Harry Tjan Silalahi
Member, Board of Trustee
Kompas, August 22, 2003
RI, negara bukan-bukan
Presiden Megawati Soekarnoputri menilai, sistem pemerintahan Indonesia sekarang ini abu-abu. Penilaian ini diucapkan dalam Pidato Kenegaraan di DPR, Jumat 15 Agustus 2003 (Kompas, 16/8/2003). Saya setuju dengan penilaian itu. Setiap orang yang memerhatikan persoalan Undang-Undang Dasar 1945 saya kira akan tiba pada kesimpulan yang obyektif ini-misalnya Syamsuddin Haris, Kompas (16/8).
Yang saya tidak mengerti mengapa AM Fatwa dan Lukman Hakim Saifuddin menyatakan, dengan penilaiannya itu Presiden Megawati telah bertindak inkonstitusional dan mengaburkan amandemen I, II, III, dan IV UUD 1945? Bila demikian ancaman konstitusionalnya, jangan heran bila kita akan mempunyai presiden yang pendiam.
Menurut UUD 1945 dan peraturan perundang-undangan lainnya, termasuk Undang-Undang (UU) Pemilihan Presiden dan Wakil Presiden secara langsung (Pilpres) dan UU tentang Partai Politik (Parpol) yang menganut sistem multipartai serta berdasarkan pluralitas masyarakat, presiden dan wakil presiden akan terpilih dari suatu koalisi kepartaian. Jika demikian, presiden dan wakil presiden terpilih akan bisa menjadi "tawanan" politik DPR. Hasilnya, mungkin sekali suatu pemerintahan yang tidak stabil dan tidak dinamis, seperti didambakan oleh sistem pemerintahan presidensiil itu.
Bila disimak dengan saksama, sistem pemerintahan parlementer yang pernah kita anut tidaklah terlampau buruk. Sejak 1945/1946 dan tahun 1950-an, yang barangkali "jengkel" adalah Presiden Soekarno (Bung Karno) yang melihat kabinet jatuh bangun dan beliau tidak bisa melakukan apa-apa kecuali menjadi penonton dan "stempel" (cap); padahal, beliau terpanggil sebagai Bapak Bangsa.

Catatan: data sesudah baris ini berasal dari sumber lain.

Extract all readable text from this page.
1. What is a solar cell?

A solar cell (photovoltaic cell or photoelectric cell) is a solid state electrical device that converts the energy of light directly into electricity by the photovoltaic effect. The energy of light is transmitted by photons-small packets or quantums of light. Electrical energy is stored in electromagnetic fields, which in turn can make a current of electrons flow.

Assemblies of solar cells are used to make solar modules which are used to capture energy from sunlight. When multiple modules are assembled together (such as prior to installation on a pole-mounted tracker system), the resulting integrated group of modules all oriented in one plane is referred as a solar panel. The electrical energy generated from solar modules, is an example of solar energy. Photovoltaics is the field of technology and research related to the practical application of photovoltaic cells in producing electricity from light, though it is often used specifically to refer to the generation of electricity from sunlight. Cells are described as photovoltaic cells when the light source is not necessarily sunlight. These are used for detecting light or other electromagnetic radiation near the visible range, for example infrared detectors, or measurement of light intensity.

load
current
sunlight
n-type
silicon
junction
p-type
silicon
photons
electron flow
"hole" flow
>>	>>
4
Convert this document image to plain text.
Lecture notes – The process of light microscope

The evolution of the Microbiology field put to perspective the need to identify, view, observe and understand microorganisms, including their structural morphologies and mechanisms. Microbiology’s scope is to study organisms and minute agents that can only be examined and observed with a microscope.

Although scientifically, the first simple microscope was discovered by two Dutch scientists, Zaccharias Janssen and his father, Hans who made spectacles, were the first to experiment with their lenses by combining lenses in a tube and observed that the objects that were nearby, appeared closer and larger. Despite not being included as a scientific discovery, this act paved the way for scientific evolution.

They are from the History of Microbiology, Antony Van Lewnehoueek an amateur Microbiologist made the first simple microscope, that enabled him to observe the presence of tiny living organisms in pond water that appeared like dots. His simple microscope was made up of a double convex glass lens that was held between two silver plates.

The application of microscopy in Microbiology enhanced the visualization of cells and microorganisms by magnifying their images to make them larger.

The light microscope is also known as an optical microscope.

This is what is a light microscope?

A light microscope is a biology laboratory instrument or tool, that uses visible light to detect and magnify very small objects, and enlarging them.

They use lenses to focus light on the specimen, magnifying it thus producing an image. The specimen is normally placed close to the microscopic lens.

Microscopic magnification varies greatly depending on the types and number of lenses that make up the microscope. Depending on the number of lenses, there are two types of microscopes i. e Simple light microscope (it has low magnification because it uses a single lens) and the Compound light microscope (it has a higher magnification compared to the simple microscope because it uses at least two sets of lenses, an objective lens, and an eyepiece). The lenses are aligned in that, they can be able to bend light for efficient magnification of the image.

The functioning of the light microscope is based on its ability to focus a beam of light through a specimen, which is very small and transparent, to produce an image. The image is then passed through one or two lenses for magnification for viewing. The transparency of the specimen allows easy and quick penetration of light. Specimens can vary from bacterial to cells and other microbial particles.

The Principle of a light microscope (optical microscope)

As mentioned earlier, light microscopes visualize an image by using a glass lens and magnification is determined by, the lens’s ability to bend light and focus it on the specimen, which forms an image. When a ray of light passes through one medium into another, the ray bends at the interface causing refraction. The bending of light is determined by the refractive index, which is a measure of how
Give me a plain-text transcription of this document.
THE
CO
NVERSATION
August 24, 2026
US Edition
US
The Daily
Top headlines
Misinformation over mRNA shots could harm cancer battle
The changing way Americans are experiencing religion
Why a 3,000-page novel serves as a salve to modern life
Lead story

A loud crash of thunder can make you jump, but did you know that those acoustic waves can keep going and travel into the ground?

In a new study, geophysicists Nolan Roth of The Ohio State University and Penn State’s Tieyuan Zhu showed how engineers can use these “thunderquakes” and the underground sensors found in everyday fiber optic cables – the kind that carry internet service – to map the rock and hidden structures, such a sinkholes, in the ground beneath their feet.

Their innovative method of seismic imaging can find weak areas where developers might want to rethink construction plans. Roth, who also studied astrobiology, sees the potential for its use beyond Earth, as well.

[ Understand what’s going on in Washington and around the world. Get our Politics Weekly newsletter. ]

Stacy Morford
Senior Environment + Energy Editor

Tentu saja dalam sistem parlementer ini, salah satu syarat adalah tegaknya birokrasi pemerintahan yang handal. Pengalaman selama ini menunjukkan, para birokrat kita sudah cukup memadai. Bila sekarang disebutkan korupsi, kolusi dan nepotisme (KKN) makin merajalela dan birokrasi lambat, maka kalau ditelusur sebenarnya sumber penyakitnya ada di tangan pejabat yang diangkat secara politis atau yang memperhatikan komitmen politiknya.
Begitu pula, telah ditetapkan, negara kesatuan Republik Indonesia (NKRI) tidak bisa diganggu gugat lagi. Tetapi, dengan adanya UU Nomor 22 Tahun 1999 tentang Pemerintahan di Daerah, maka kabupaten/kota mempunyai otonomi luas dan pemekaran daerah juga dilakukan dengan gencar dan meluas. Selain itu, ada dua provinsi yang mempunyai kekhususan, yaitu Provinsi Nanggroe Aceh Darussalam dan Papua. Apakah dengan demikian NKRI yang kini telah menjadi "ideologi" tidak perlu ditinjau kembali dan suatu bentuk pemerintahan federal dapat jadi alternatif pemikiran? Janganlah demi tegaknya NKRI sebagai ideologi, banyak korban berjatuhan. Setidaknya desentralisasi yang riil, keadilan sosial dan budaya, harus dapat ditegakkan.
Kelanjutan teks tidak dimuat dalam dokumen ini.